2026年1月からスタートし、毎年1%ずつの段階的な引き上げとなるため、完全実施までには時間がかかりますが、確実に処遇改善が進む見通しです。
改正への批判と今後の課題
「根本的な解決ではない」という声
この改正に対しては、教育現場や専門家から批判の声も上がっています。
主な批判点:
- 残業代不支給の仕組み自体は変わらない
- 調整額が増えても、長時間労働を抑制する効果は限定的
- 財源確保のため他の手当が削減される可能性
- 実質的な給与増加は期待より小さい
日本教職員組合や日本弁護士連合会などは、「定額働かせ放題」の構造を温存したままの改正では不十分であり、給特法を廃止して残業代制度を導入すべきだと主張しています。
実際、国立大学附属学校では法人化に伴い残業代制度が適用され、業務削減と長時間労働の改善につながった例もあります。
今後の方向性
改正法の附則には、政府が取り組むべき措置として以下が明記されました。
- 教員1人あたりの担当授業時数の削減
- 教職員定数の標準の改定
- 学校を支援する人材の増員
- 保護者対応への支援強化
- 部活動の地域展開への財政支援
- 公立中学校での35人学級の実現(2026年度から)
処遇改善だけでなく、業務削減と人員増加を組み合わせた「三位一体」の改革が進められる予定です。
まとめ:教員の働き方は変わるのか
公立学校の教員は、給特法という特殊な法律のもと、残業代が支給されない「定額働かせ放題」とも言える状況で働いてきました。1971年の制度設計時には月8時間程度だった残業時間は、現在では月80時間を超える教員も珍しくなく、制度と実態の乖離が深刻化していました。
2025年の法改正により、教職調整額が段階的に10%まで引き上げられることが決まり、教員の処遇は確実に改善される見通しです。しかし、残業代制度そのものは導入されず、長時間労働の根本的な解決には至っていないという批判もあります。
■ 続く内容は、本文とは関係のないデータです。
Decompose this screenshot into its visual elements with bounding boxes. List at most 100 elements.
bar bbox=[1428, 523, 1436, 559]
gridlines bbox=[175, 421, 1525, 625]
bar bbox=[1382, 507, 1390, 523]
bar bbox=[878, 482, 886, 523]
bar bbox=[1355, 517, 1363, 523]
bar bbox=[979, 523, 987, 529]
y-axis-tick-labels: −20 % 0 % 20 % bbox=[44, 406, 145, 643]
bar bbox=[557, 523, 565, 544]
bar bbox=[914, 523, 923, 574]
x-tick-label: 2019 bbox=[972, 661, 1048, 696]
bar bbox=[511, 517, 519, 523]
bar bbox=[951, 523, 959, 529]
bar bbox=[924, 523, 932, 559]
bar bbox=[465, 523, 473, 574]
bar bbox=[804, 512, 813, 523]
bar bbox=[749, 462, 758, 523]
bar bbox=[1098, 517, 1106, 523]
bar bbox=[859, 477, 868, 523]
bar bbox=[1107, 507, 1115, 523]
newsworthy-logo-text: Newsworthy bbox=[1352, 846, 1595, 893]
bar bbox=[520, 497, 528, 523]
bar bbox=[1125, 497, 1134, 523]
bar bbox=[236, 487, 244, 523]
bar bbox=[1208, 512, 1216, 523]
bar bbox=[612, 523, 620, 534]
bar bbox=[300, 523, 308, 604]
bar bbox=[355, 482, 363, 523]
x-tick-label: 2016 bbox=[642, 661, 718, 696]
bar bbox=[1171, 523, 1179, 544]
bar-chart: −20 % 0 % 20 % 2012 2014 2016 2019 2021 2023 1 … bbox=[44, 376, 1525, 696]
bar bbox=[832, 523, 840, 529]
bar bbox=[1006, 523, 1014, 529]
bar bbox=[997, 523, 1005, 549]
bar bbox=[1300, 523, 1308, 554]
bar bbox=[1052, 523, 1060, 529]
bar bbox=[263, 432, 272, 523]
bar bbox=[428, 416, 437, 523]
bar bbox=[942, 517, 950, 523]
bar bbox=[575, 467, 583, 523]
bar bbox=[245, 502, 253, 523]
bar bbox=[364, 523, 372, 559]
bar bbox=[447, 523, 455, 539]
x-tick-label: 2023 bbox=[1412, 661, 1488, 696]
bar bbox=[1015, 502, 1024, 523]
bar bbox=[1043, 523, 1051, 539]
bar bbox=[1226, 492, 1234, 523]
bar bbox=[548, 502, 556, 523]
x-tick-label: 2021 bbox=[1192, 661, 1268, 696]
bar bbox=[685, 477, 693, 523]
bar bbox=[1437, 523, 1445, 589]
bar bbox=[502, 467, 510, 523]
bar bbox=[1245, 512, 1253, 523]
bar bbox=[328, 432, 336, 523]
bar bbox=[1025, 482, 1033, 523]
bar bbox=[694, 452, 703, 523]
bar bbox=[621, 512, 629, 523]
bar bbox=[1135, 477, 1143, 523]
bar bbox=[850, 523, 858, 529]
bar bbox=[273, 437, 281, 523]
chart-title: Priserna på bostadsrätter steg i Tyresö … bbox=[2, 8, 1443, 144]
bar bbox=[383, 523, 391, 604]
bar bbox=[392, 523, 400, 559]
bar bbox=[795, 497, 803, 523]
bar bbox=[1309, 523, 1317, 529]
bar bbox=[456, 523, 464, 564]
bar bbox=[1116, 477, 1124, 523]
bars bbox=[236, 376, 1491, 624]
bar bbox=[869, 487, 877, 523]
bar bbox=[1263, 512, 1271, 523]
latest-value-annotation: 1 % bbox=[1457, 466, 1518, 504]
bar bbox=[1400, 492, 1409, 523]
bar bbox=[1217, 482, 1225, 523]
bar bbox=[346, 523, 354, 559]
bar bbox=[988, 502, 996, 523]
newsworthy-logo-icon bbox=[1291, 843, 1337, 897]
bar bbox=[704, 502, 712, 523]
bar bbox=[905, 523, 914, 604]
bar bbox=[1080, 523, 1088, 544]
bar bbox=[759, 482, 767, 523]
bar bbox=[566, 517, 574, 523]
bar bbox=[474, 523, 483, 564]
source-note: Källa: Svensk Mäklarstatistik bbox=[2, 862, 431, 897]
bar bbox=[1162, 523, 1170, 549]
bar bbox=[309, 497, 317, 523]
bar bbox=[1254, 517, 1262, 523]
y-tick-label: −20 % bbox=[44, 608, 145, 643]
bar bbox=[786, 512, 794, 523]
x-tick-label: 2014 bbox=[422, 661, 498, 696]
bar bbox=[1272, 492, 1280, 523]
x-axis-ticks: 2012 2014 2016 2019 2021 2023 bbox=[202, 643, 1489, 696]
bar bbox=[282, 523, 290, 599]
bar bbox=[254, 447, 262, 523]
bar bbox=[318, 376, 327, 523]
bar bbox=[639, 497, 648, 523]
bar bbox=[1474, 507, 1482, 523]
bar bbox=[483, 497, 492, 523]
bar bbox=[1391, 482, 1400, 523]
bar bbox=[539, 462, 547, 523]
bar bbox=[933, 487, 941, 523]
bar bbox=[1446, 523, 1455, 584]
今後、処遇改善と並行して、業務削減や人員増加などの働き方改革が実効性を持つかどうかが、教員の労働環境改善の鍵となるでしょう。教員不足が深刻化する中、「働きやすさ」と「働きがい」の両立が求められています。
参考情報
- 給特法改正の完全実施:2031年1月
- 教職調整額の引き上げ開始:2026年1月から
- 残業時間の削減目標:2029年度までに月平均30時間程度
私立学校への転職や、教員以外のキャリアを検討する際の参考にもなるかもしれません。教員の給与制度について、少しでも理解が深まれば幸いです。